Die spanische Generalstaatsanwaltschaft kündigte ein Verfahren gegen Puigdemont wegen "Rebellion" an. Die Behörde wird demnach in der kommenden Woche Anklage erheben. Auf "Rebellion" steht im spanischen Recht eine Höchststrafe von 30 Jahren Haft.

Am Freitag hatte der spanische Senat Rajoy zur Entmachtung der katalanischen Regionalregierung ermächtigt, nachdem das Parlament in Barcelona die Unabhängigkeit erklärt hatte. Zehntausende Katalanen feierten am Abend die "Republik" auf den Straßen in Barcelona, Girona, Tarragona und anderen Städten. Mit Spannung wird erwartet, ob etwa die Beamten der Region den Vorgaben aus Madrid folgen oder sich ihnen verweigern.

In Madrid kamen am Samstag mehrere tausend Menschen zu einer großen Kundgebung für die Einheit Spaniens und gegen die Abspaltung Kataloniens zusammen. Die Demonstranten auf der Plaza de Colón schwenkten spanische Flaggen, aus Lautsprechern schallte der populäre Song "Y viva España" (Es lebe Spanien). "Was in Katalonien passiert, ist eine Schande", sagte ein Kundgebungsteilnehmer.

Rückendeckung erhält die Regierung in Madrid auch international: Die EU erklärte umgehend, sie erkenne die Unabhängigkeit Kataloniens nicht an. Auch Washington, Berlin, Paris und London stellten sich eindeutig hinter Madrid und bekannten sich zur "Einheit" des Nato-Partners Spanien.

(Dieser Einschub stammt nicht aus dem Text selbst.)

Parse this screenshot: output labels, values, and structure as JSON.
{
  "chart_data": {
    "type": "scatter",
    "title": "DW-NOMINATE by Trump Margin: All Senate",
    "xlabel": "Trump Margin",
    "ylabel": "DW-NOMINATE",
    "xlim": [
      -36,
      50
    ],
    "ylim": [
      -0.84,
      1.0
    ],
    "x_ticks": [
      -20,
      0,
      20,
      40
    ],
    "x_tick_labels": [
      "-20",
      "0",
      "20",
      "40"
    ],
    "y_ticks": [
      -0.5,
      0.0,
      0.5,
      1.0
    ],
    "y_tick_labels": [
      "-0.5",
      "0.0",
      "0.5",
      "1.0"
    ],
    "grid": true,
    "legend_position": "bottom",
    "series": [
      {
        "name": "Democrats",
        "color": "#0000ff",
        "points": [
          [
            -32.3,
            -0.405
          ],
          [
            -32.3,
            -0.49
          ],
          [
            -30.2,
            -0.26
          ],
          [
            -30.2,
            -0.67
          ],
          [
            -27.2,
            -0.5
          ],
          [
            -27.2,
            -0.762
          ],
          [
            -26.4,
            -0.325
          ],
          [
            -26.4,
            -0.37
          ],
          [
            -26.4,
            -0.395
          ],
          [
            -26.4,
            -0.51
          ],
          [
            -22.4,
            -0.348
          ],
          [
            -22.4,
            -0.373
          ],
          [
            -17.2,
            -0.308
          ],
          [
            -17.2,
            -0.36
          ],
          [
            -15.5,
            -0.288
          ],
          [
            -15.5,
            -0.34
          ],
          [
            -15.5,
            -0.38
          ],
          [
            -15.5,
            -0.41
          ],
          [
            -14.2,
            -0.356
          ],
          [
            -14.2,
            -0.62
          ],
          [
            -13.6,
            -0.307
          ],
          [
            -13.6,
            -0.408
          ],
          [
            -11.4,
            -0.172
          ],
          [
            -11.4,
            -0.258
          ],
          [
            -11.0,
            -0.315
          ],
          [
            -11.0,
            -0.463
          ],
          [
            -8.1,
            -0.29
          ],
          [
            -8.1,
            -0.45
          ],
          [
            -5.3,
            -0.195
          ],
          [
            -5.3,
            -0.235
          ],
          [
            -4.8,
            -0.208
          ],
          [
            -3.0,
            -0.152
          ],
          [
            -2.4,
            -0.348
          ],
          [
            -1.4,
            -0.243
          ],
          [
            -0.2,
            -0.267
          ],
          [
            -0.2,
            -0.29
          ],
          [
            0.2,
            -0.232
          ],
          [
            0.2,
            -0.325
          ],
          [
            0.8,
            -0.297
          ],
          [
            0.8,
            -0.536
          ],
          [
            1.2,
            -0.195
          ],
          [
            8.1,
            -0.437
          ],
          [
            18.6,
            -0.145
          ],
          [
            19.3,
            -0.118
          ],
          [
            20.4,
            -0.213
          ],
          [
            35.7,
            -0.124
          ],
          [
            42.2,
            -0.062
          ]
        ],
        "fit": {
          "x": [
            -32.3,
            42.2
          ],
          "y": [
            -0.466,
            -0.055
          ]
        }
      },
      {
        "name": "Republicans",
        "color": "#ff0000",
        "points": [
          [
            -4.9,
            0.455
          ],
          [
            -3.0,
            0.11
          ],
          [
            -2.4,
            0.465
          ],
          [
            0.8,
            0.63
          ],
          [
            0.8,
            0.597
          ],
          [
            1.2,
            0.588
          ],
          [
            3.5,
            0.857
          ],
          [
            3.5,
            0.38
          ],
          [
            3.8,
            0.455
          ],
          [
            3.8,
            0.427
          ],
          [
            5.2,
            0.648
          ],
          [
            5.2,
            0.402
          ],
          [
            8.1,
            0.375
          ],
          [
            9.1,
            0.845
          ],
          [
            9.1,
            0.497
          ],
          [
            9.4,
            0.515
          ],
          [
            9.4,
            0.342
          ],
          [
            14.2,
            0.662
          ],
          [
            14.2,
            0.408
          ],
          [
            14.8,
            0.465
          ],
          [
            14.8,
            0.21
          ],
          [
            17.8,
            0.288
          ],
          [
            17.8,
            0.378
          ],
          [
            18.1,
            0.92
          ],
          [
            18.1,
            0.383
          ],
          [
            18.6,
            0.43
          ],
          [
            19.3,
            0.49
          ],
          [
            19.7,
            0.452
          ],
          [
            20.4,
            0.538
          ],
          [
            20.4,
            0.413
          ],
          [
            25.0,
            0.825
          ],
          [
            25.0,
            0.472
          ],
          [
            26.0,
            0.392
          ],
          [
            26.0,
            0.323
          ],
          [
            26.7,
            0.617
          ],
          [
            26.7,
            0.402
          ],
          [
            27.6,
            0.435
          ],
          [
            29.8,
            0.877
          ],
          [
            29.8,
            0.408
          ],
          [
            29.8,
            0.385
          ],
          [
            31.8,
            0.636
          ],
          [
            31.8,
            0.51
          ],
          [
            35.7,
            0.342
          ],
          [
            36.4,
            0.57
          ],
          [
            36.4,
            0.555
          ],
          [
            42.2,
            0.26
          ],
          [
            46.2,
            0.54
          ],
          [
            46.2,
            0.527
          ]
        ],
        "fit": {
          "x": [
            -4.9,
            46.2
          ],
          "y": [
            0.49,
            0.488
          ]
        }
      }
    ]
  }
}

Katalonien werde ein "unabhängiger Staat in Form einer Republik", hatte es in einer am Freitagnachmittag mit der Mehrheit der Unabhängigkeitsbefürworter im katalanischen Parlament beschlossenen Resolution geheißen. Die Abgeordneten votierten mit 70 Ja-Stimmen gegen zehn Nein-Stimmen bei zwei Enthaltungen für die Unabhängigkeitserklärung. Viele Oppositionspolitiker verließen den Saal vor der Abstimmung aus Protest. Vor dem Parlament brachen nach dem Votum zehntausende Katalanen in Freudenrufe aus.

In Madrid stimmte der Senat mit großer Mehrheit dafür, Katalonien unter Zwangsverwaltung der Zentralregierung zu stellen. Damit findet erstmals seit Inkrafttreten der spanischen Verfassung von 1978 deren Artikel 155 Anwendung, der es ermöglicht, "aufrührerischen" Regionen die Autonomie zu entziehen.

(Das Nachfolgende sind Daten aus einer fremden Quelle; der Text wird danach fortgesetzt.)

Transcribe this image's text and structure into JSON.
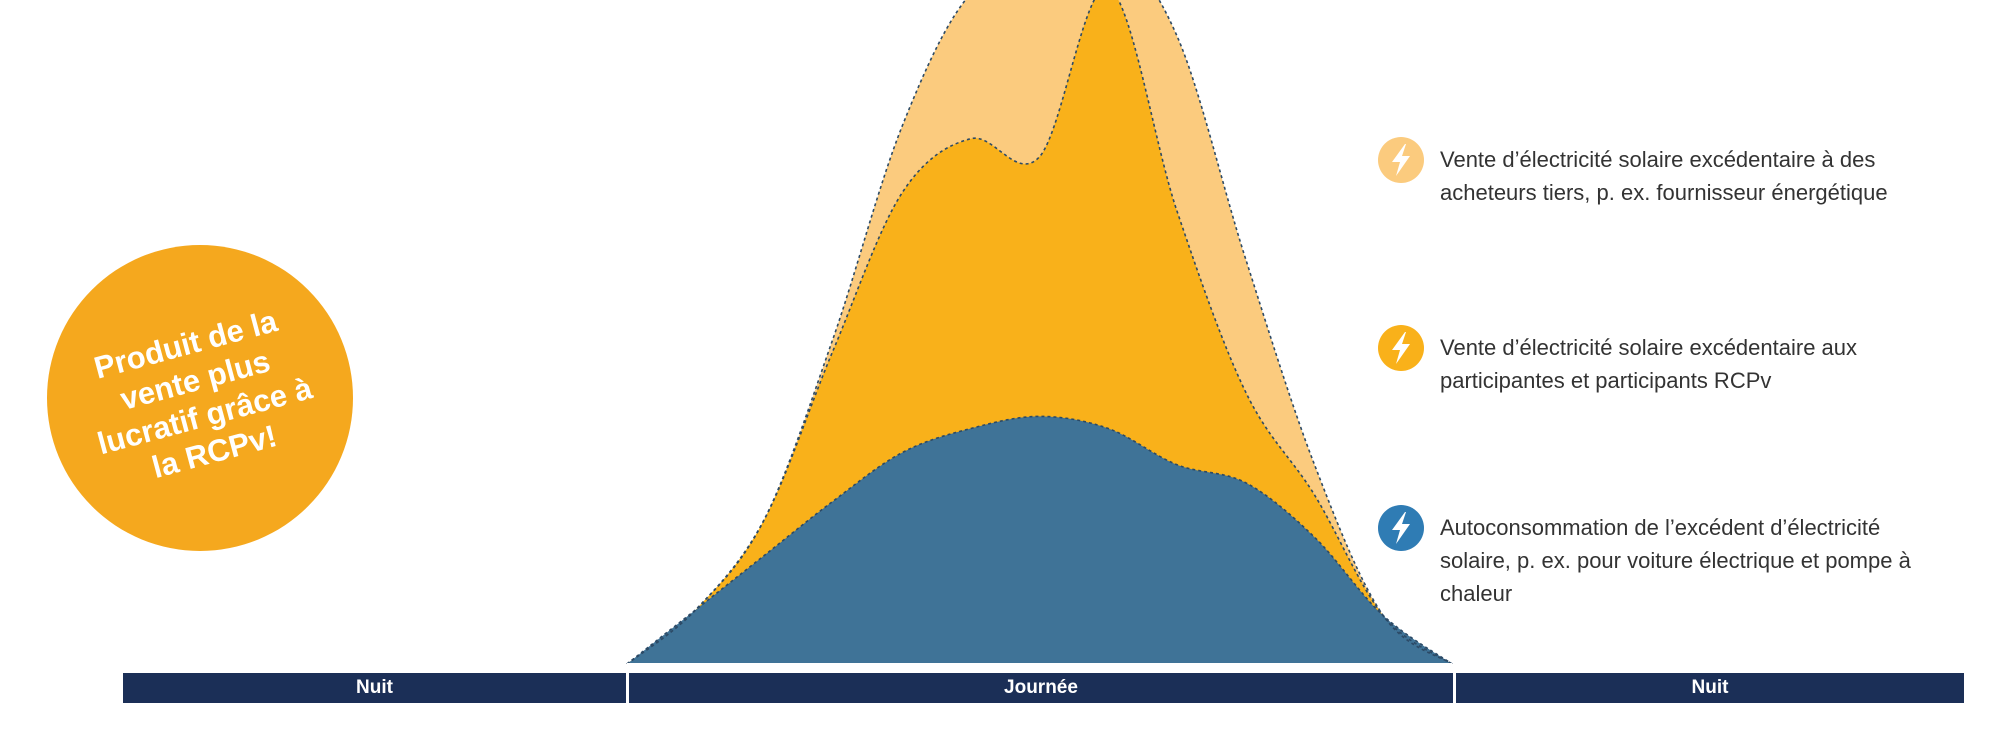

Die Krise um Katalonien hatte sich in den vergangenen Wochen dramatisch zugespitzt. Puigdemont sah sich in seinem Vorgehen durch das katalanische Referendum vom 1. Oktober bestärkt. Bei dem von Madrid verbotenen und mit massiver Polizeigewalt behinderten Volksentscheid hatten 90 Prozent der Teilnehmer für eine Unabhängigkeit von Spanien gestimmt. Allerdings nahmen nur 43 Prozent der Wahlberechtigten an dem vom spanischen Verfassungsgericht für illegal erklärten Referendum teil.